Für einen Lernnachweis zu diesem Thema ist wichtig, dass Du nicht nur Begriffe nennst, sondern Zusammenhänge zeigen kannst:

  1. Du beschreibst typische Aufgaben aus Architektur, Fotografie und Mediengestaltung.
  2. Du vergleichst die drei Berufsfelder anhand gemeinsamer Kriterien.
  3. Du unterscheidest analoge und digitale Werkzeuge und begründest ihre Verwendung.
  4. Du erklärst, warum Teamarbeit und Kommunikation zu kreativen Berufen gehören.
  5. Du wendest Gestaltungskriterien auf ein eigenes Produkt an.
  6. Du dokumentierst mindestens einen Überarbeitungsschritt nach Feedback.
  7. Du beachtest bei Bildern und Medien grundlegende Regeln zu Einwilligung, Urheberrecht und Quellen.
  8. Du reflektierst, welches Berufsfeld Dich interessiert und welche Fähigkeiten Du weiterentwickeln möchtest.




OERs zum Thema



Verknüpfte Lernbereiche


Zusammenfassung

Architektur, Fotografie und Mediengestaltung sind unterschiedliche kreative Berufsfelder, arbeiten aber nach ähnlichen Prinzipien. Ein Auftrag wird verstanden, Ideen werden entwickelt, Werkzeuge passend gewählt, Entwürfe getestet und nach Rückmeldung verbessert. Profis brauchen deshalb nicht nur Kreativität, sondern auch Genauigkeit, Kommunikation, Technikverständnis und Verantwortungsbewusstsein.

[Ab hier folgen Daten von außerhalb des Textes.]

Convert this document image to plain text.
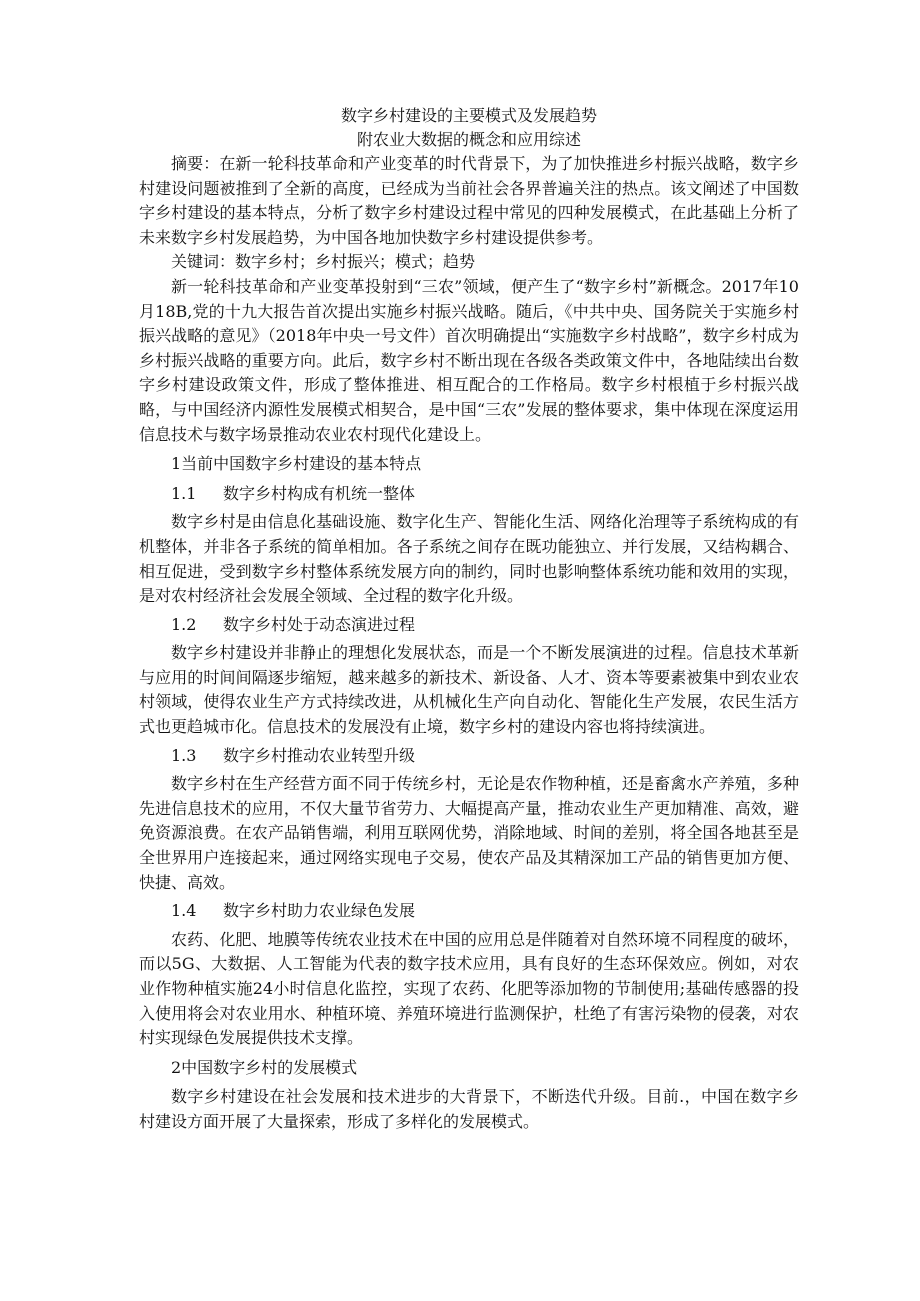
数字乡村建设的主要模式及发展趋势
附农业大数据的概念和应用综述

摘要：在新一轮科技革命和产业变革的时代背景下，为了加快推进乡村振兴战略，数字乡村建设问题被推到了全新的高度，已经成为当前社会各界普遍关注的热点。该文阐述了中国数字乡村建设的基本特点，分析了数字乡村建设过程中常见的四种发展模式，在此基础上分析了未来数字乡村发展趋势，为中国各地加快数字乡村建设提供参考。

关键词：数字乡村；乡村振兴；模式；趋势

新一轮科技革命和产业变革投射到“三农”领域，便产生了“数字乡村”新概念。2017年10月18B,党的十九大报告首次提出实施乡村振兴战略。随后，《中共中央、国务院关于实施乡村振兴战略的意见》（2018年中央一号文件）首次明确提出“实施数字乡村战略”，数字乡村成为乡村振兴战略的重要方向。此后，数字乡村不断出现在各级各类政策文件中，各地陆续出台数字乡村建设政策文件，形成了整体推进、相互配合的工作格局。数字乡村根植于乡村振兴战略，与中国经济内源性发展模式相契合，是中国“三农”发展的整体要求，集中体现在深度运用信息技术与数字场景推动农业农村现代化建设上。

1当前中国数字乡村建设的基本特点

1.1 数字乡村构成有机统一整体

数字乡村是由信息化基础设施、数字化生产、智能化生活、网络化治理等子系统构成的有机整体，并非各子系统的简单相加。各子系统之间存在既功能独立、并行发展，又结构耦合、相互促进，受到数字乡村整体系统发展方向的制约，同时也影响整体系统功能和效用的实现，是对农村经济社会发展全领域、全过程的数字化升级。

1.2 数字乡村处于动态演进过程

数字乡村建设并非静止的理想化发展状态，而是一个不断发展演进的过程。信息技术革新与应用的时间间隔逐步缩短，越来越多的新技术、新设备、人才、资本等要素被集中到农业农村领域，使得农业生产方式持续改进，从机械化生产向自动化、智能化生产发展，农民生活方式也更趋城市化。信息技术的发展没有止境，数字乡村的建设内容也将持续演进。

1.3 数字乡村推动农业转型升级

数字乡村在生产经营方面不同于传统乡村，无论是农作物种植，还是畜禽水产养殖，多种先进信息技术的应用，不仅大量节省劳力、大幅提高产量，推动农业生产更加精准、高效，避免资源浪费。在农产品销售端，利用互联网优势，消除地域、时间的差别，将全国各地甚至是全世界用户连接起来，通过网络实现电子交易，使农产品及其精深加工产品的销售更加方便、快捷、高效。

1.4 数字乡村助力农业绿色发展

农药、化肥、地膜等传统农业技术在中国的应用总是伴随着对自然环境不同程度的破坏，而以5G、大数据、人工智能为代表的数字技术应用，具有良好的生态环保效应。例如，对农业作物种植实施24小时信息化监控，实现了农药、化肥等添加物的节制使用;基础传感器的投入使用将会对农业用水、种植环境、养殖环境进行监测保护，杜绝了有害污染物的侵袭，对农村实现绿色发展提供技术支撑。

2中国数字乡村的发展模式

数字乡村建设在社会发展和技术进步的大背景下，不断迭代升级。目前.，中国在数字乡村建设方面开展了大量探索，形成了多样化的发展模式。
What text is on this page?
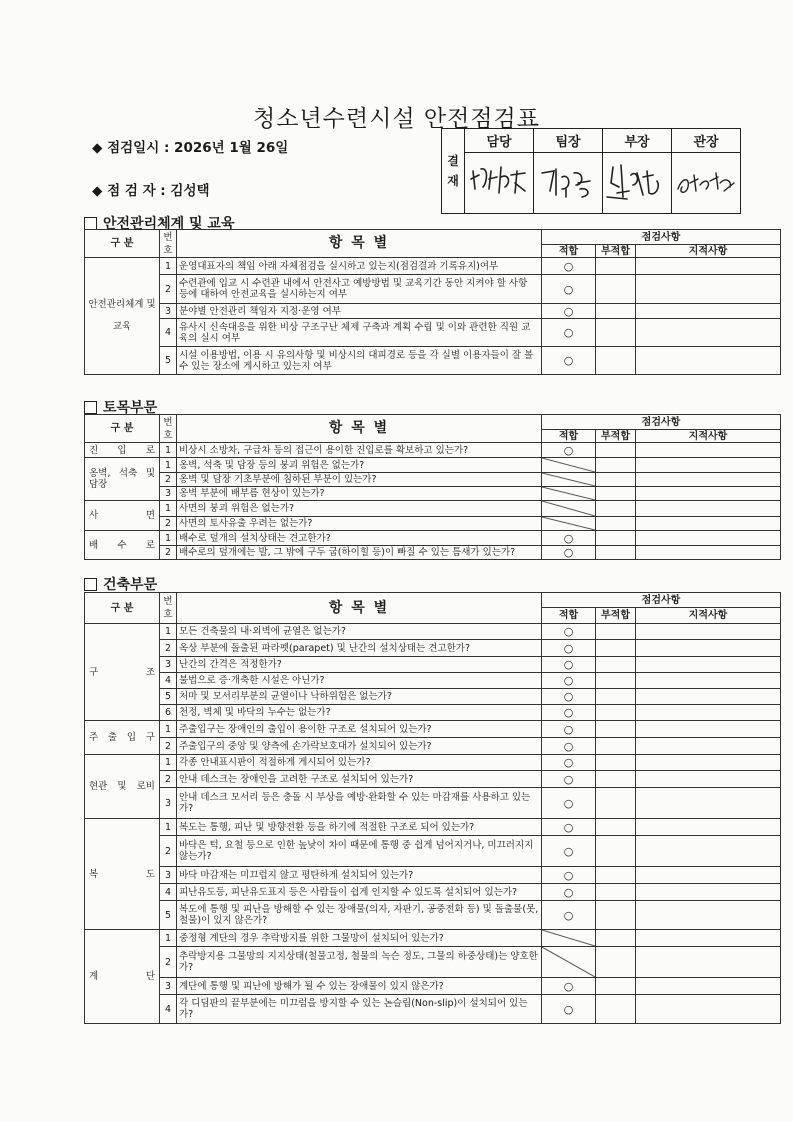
청소년수련시설 안전점검표
◆ 점검일시 : 2026년 1월 26일
◆ 점 검 자 : 김성택
결재	담당	팀장	부장	관장

안전관리체계 및 교육
구 분	번호	항 목 별	점검사항		
			적합	부적합	지적사항
안전관리체계 및 교육	1	운영대표자의 책임 아래 자체점검을 실시하고 있는지(점검결과 기록유지)여부	○		
	2	수련관에 입교 시 수련관 내에서 안전사고 예방방법 및 교육기간 동안 지켜야 할 사항 등에 대하여 안전교육을 실시하는지 여부	○		
	3	분야별 안전관리 책임자 지정·운영 여부	○		
	4	유사시 신속대응을 위한 비상 구조구난 체제 구축과 계획 수립 및 이와 관련한 직원 교육의 실시 여부	○		
	5	시설 이용방법, 이용 시 유의사항 및 비상시의 대피경로 등을 각 실별 이용자들이 잘 볼 수 있는 장소에 게시하고 있는지 여부	○		
토목부문
구 분	번호	항 목 별	점검사항		
			적합	부적합	지적사항
진 입 로	1	비상시 소방차, 구급차 등의 접근이 용이한 진입로를 확보하고 있는가?	○		
옹벽, 석축 및 담장	1	옹벽, 석축 및 담장 등의 붕괴 위험은 없는가?	

	2	옹벽 및 담장 기초부분에 침하된 부분이 있는가?	

	3	옹벽 부분에 배부름 현상이 있는가?	

사 면	1	사면의 붕괴 위험은 없는가?	

	2	사면의 토사유출 우려는 없는가?	

배 수 로	1	배수로 덮개의 설치상태는 견고한가?	○		
	2	배수로의 덮개에는 발, 그 밖에 구두 굽(하이힐 등)이 빠질 수 있는 틈새가 있는가?	○		
건축부문
구 분	번호	항 목 별	점검사항		
			적합	부적합	지적사항
구 조	1	모든 건축물의 내·외벽에 균열은 없는가?	○		
	2	옥상 부분에 돌출된 파라펫(parapet) 및 난간의 설치상태는 견고한가?	○		
	3	난간의 간격은 적정한가?	○		
	4	불법으로 증·개축한 시설은 아닌가?	○		
	5	처마 및 모서리부분의 균열이나 낙하위험은 없는가?	○		
	6	천정, 벽체 및 바닥의 누수는 없는가?	○		
주 출 입 구	1	주출입구는 장애인의 출입이 용이한 구조로 설치되어 있는가?	○		
	2	주출입구의 중앙 및 양측에 손가락보호대가 설치되어 있는가?	○		
현관 및 로비	1	각종 안내표시판이 적절하게 게시되어 있는가?	○		
	2	안내 데스크는 장애인을 고려한 구조로 설치되어 있는가?	○		
	3	안내 데스크 모서리 등은 충돌 시 부상을 예방·완화할 수 있는 마감재를 사용하고 있는가?	○		
복 도	1	복도는 통행, 피난 및 방향전환 등을 하기에 적절한 구조로 되어 있는가?	○		
	2	바닥은 턱, 요철 등으로 인한 높낮이 차이 때문에 통행 중 쉽게 넘어지거나, 미끄러지지 않는가?	○		
	3	바닥 마감재는 미끄럽지 않고 평탄하게 설치되어 있는가?	○		
	4	피난유도등, 피난유도표지 등은 사람들이 쉽게 인지할 수 있도록 설치되어 있는가?	○		
	5	복도에 통행 및 피난을 방해할 수 있는 장애물(의자, 자판기, 공중전화 등) 및 돌출물(못, 철물)이 있지 않은가?	○		
계 단	1	중정형 계단의 경우 추락방지를 위한 그물망이 설치되어 있는가?	

	2	추락방지용 그물망의 지지상태(철물고정, 철물의 녹슨 정도, 그물의 하중상태)는 양호한가?	

	3	계단에 통행 및 피난에 방해가 될 수 있는 장애물이 있지 않은가?	○		
	4	각 디딤판의 끝부분에는 미끄럼을 방지할 수 있는 논슬립(Non-slip)이 설치되어 있는가?	○		
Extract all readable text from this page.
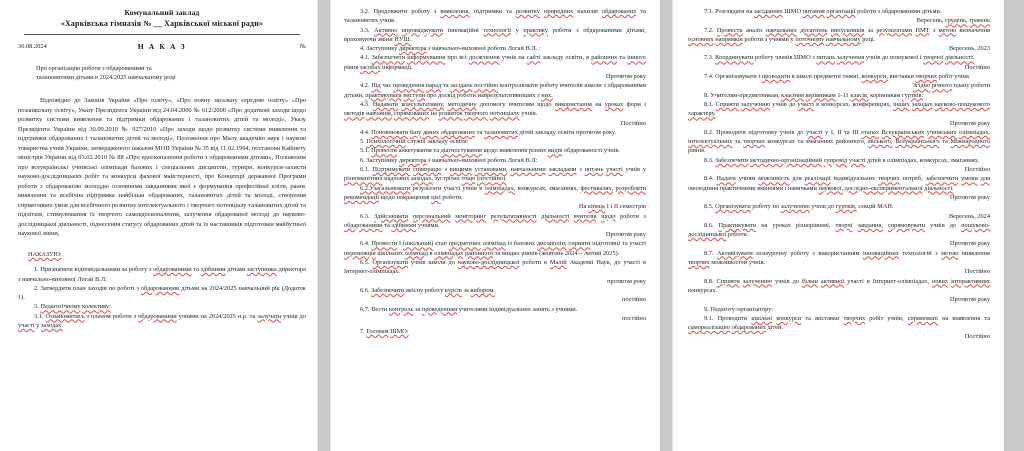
Комунальний заклад
«Харківська гімназія № __ Харківської міської ради»
Н А К А З
30.08.2024	№
Про організацію роботи з обдарованими та талановитими дітьми в 2024/2025 навчальному році
Відповідно до Законів України «Про освіту», «Про повну загальну середню освіту» «Про позашкільну освіту», Указу Президента України від 24.04.2000 № 612/2000 «Про додаткові заходи щодо розвитку системи виявлення та підтримки обдарованих і талановитих дітей та молоді», Указу Президента України від 30.09.2010 № 927/2010 «Про заходи щодо розвитку системи виявлення та підтримки обдарованих і талановитих дітей та молоді», Положення про Малу академію наук і наукові товариства учнів України, затвердженого наказом МОН України № 35 від 11.02.1994, постанови Кабінету міністрів України від 03.02.2010 № 88 «Про вдосконалення роботи з обдарованими дітьми», Положення про всеукраїнські учнівські олімпіади базових і спеціальних дисциплін, турнірн, конкурси-захисти науково-дослідницьких робіт та конкурси фахової майстерності, про Концепції державної Програми роботи з обдарованою молоддю основними завданнями якої є формування професійної еліти, раннє виявлення та всебічна підтримка найбільш обдарованих, талановитих дітей та молоді, створення сприятливих умов для всебічного розвитку інтелектуального і творчого потенціалу талановитих дітей та підлітків, стимулювання їх творчого самовдосконалення, залучення обдарованої молоді до науково-дослідницької діяльності, піднесення статусу обдарованих дітей та їх наставників підготовки майбутньої наукової зміни,
НАКАЗУЮ:

1. Призначити відповідальними за роботу з обдарованими та здібними дітьми заступника директора з навчально-виховної Логай В.Л.

2. Затвердити план заходів по роботі з обдарованими дітьми на 2024/2025 навчальний рік (Додаток 1).

3. Педагогічному колективу:

3.1. Ознайомитись з планом роботи з обдарованими учнями на 2024/2025 н.р. та залучати учнів до участі у заходах.

3.2. Продовжити роботу з виявлення, підтримки та розвитку природних нахилів обдарованих та талановитих учнів.

3.3. Активно впроваджувати інноваційні технології у практику роботи з обдарованими дітьми, враховуючи зміни НУШ.

4. Заступнику директора з навчально-виховної роботи Логай В.Л. :

4.1. Забезпечити інформування про всі досягнення учнів на сайті закладу освіти, в районних та іншого рівня засобах інформації.

Протягом року

4.2. Під час проведення нарад та засідань постійно контролювати роботу вчителів школи з обдарованими дітьми, практикувати виступи про досвід роботи найрезультативніших з них.

4.3. Надавати консультативну, методичну допомогу вчителям щодо використання на уроках форм і методів навчання, спрямованих на розвиток творчого потенціалу учнів.

Постійно

4.4. Поповнювати базу даних обдарованих та талановитих дітей закладу освіти протягом року.

5. Психологічній службі закладу освіти:

5.1. Провести анкетування та діагностування щодо виявлення різних видів обдарованості учнів.

6. Заступнику директора з навчально-виховної роботи Логай В.Л:

6.1. Підтримувати співпрацю з вищими установами, навчальними закладами з питань участі учнів у різноманітних надхових заходах, зустрічах тощо (постійно).

6.2.Узагальнювати результати участі учнів в олімпіадах, конкурсах, змаганнях, фестивалях, розробляти рекомендації щодо покращення цієї роботи.

На кінець І і ІІ семестрів

6.3. Здійснювати персональний моніторинг результативності діяльності вчителів щодо роботи з обдарованими та здібними учнями.

Протягом року

6.4. Провести I (шкільний) етап предметних олімпіад із базових дисциплін; сприяти підготовці та участі переможців шкільних олімпіад в олімпіадах районного та вищих рівнів (жовтень 2024 – лютий 2025).

6.5. Організувати учнів школи до науково-дослідницької роботи в Малій Академії Наук, до участі в Інтернет-олімпіадах.

протягом року

6.6. Забезпечити якісну роботу курсів за вибором.

постійно

6.7. Вести контроль за проведенням учителями індивідуальних занять з учнями.

постійно

7. Головам ШМО:

7.1. Розглядати на засіданнях ШМО питання організації роботи з обдарованими дітьми.

Вересень, грудень, травень

7.2. Провести аналіз навчальних досягнень випускників за результатами НМТ з метою визначення основних напрямків роботи з учнями у поточному навчальному році.

Вересень, 2023

7.3. Координувати роботу членів ШМО з питань залучення учнів до пошукової і творчої діяльності.

Постійно

7.4. Організовувати і проводити в школі предметні тижні, конкурси, виставки творчих робіт учнів.

Згідно річного плану роботи

8. Учителям-предметникам, класним керівникам 1-11 класів, керівникам гуртків:

8.1. Сприяти залученню учнів до участі в конкурсах, конференціях, інших заходах науково-пошукового характеру.

Протягом року

8.2. Проводити підготовку учнів до участі у І, ІІ та ІІІ етапах Всеукраїнських учнівських олімпіадах, інтелектуальних та творчих конкурсах та змаганнях районного, міського, Всеукраїнського та Міжнародного рівнів.

8.3. Забезпечити методично-організаційний супровід участі дітей в олімпіадах, конкурсах, змаганнях.

Постійно

8.4. Надати учням можливість для реалізації індивідуальних творчих потреб, забезпечити умови для оволодіння практичними вміннями і навичками наукової, дослідно-експериментальної діяльності.

Протягом року

8.5. Організувати роботу по залученню учнів до гуртків, секцій МАН.

Вересень, 2024

8.6. Практикувати на уроках різнорівневі, творчі завдання, спрямовувати учнів до пошуково-дослідницької роботи.

Протягом року

8.7. Активізувати позаурочну роботу з використанням інноваційних технологій з метою виявлення творчих можливостей учнів.

Постійно

8.8. Сприяти залученню учнів до більш активної участі в Інтернет-олімпіадах, нових інтерактивних конкурсах.

Протягом року

9. Педагогу-організатору:

9.1. Проводити шкільні конкурси та виставки творчих робіт учнів, спрямовані на виявлення та самореалізацію обдарованих дітей.

Постійно
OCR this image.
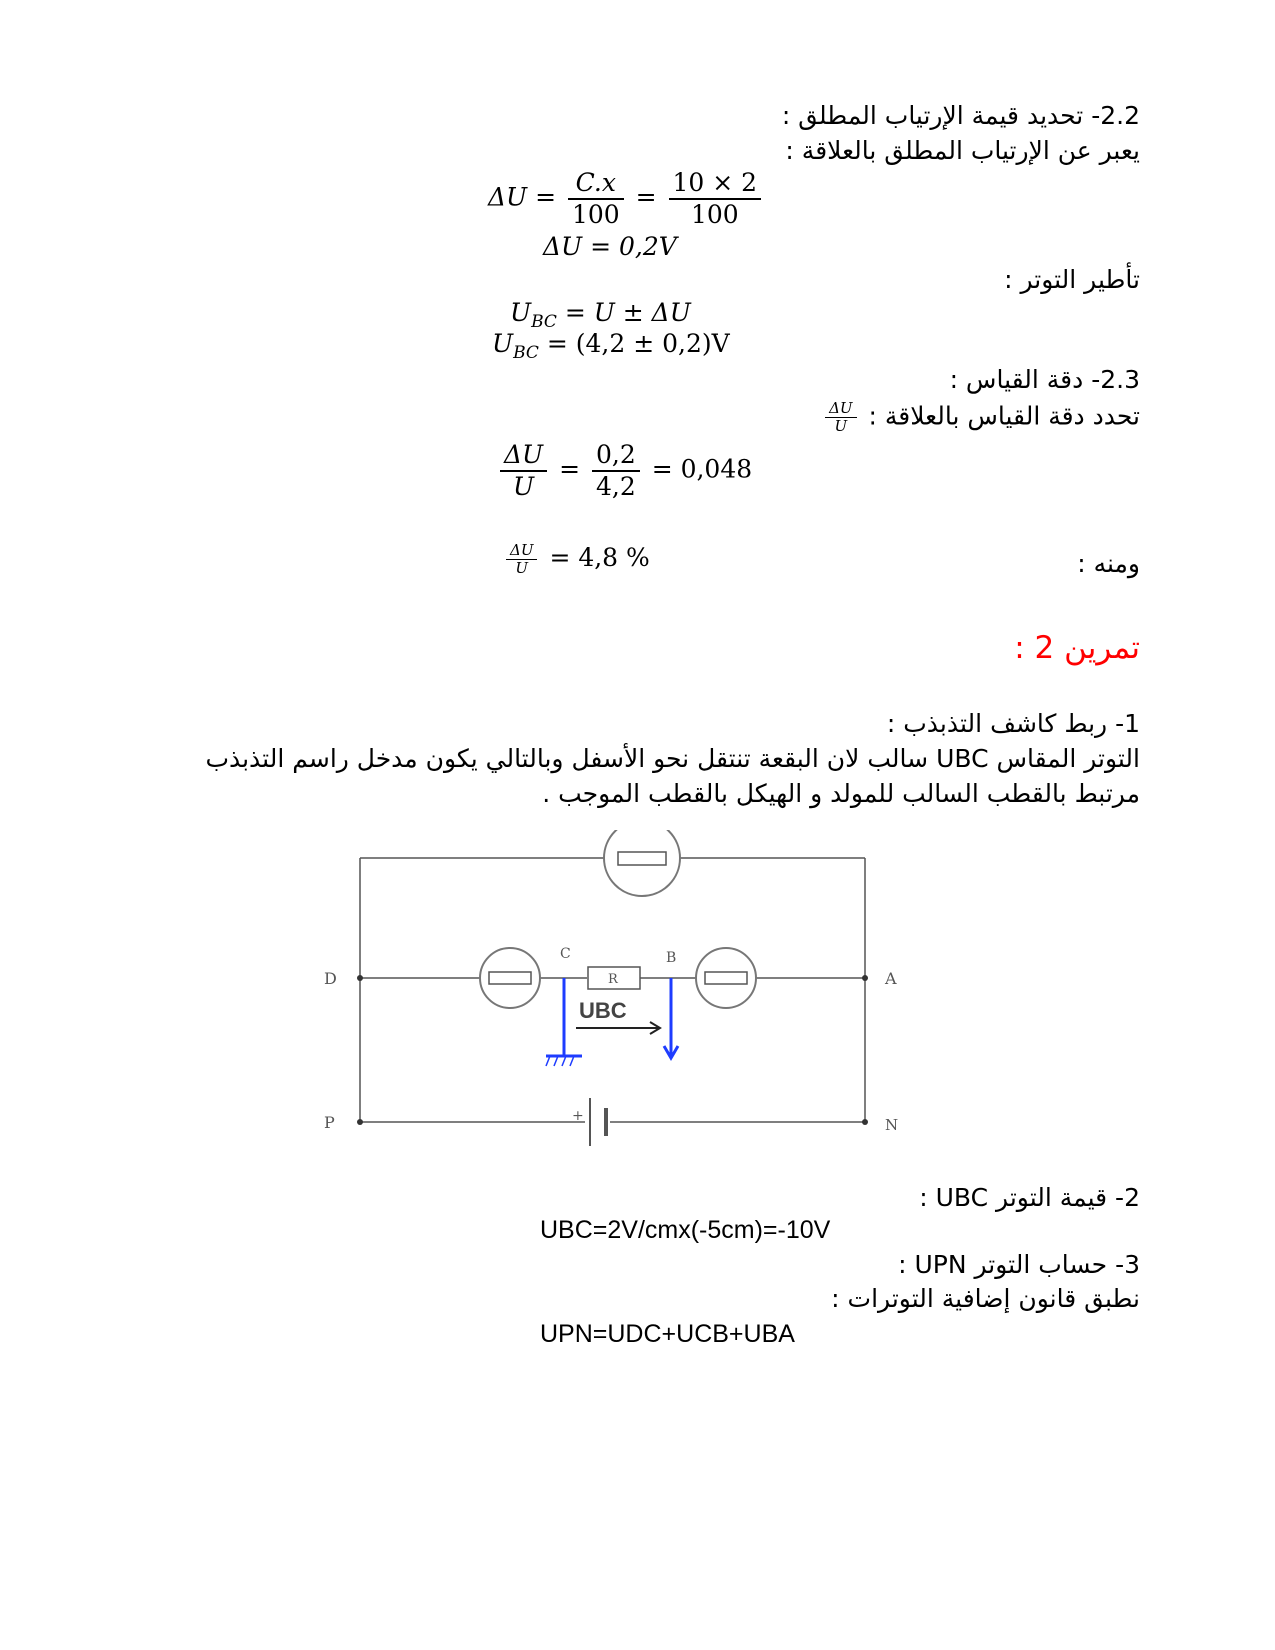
2.2- تحديد قيمة الإرتياب المطلق :
يعبر عن الإرتياب المطلق بالعلاقة :
$\Delta U = \frac{C.x}{100} = \frac{10 \times 2}{100}$
ΔU = 0,2V
تأطير التوتر :
$U_{BC} = U \pm \Delta U$
$U_{BC} = (4,2 \pm 0,2)V$
2.3- دقة القياس :
تحدد دقة القياس بالعلاقة :
$\frac{\Delta U}{U}$
$\frac{\Delta U}{U} = \frac{0,2}{4,2} = 0,048$
ومنه :
$\frac{\Delta U}{U} = 4,8$ %
تمرين 2 :
1- ربط كاشف التذبذب :
التوتر المقاس UBC سالب لان البقعة تنتقل نحو الأسفل وبالتالي يكون مدخل راسم التذبذب
مرتبط بالقطب السالب للمولد و الهيكل بالقطب الموجب .
D	A
P	N
C	B
R
+
UBC
2- قيمة التوتر UBC :
UBC=2V/cmx(-5cm)=-10V
3- حساب التوتر UPN :
نطبق قانون إضافية التوترات :
UPN=UDC+UCB+UBA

Architektur gestaltet Räume und Gebäude, Fotografie gestaltet Bilder mit Licht, Perspektive und Technik, Mediengestaltung verbindet Inhalte, Schrift, Farbe und Bild für Print- und Digitalmedien. In allen drei Bereichen ergänzen sich analoge und digitale Werkzeuge. Gute Teamarbeit macht es möglich, unterschiedliche Fachkenntnisse zu einem gemeinsamen Ergebnis zu verbinden.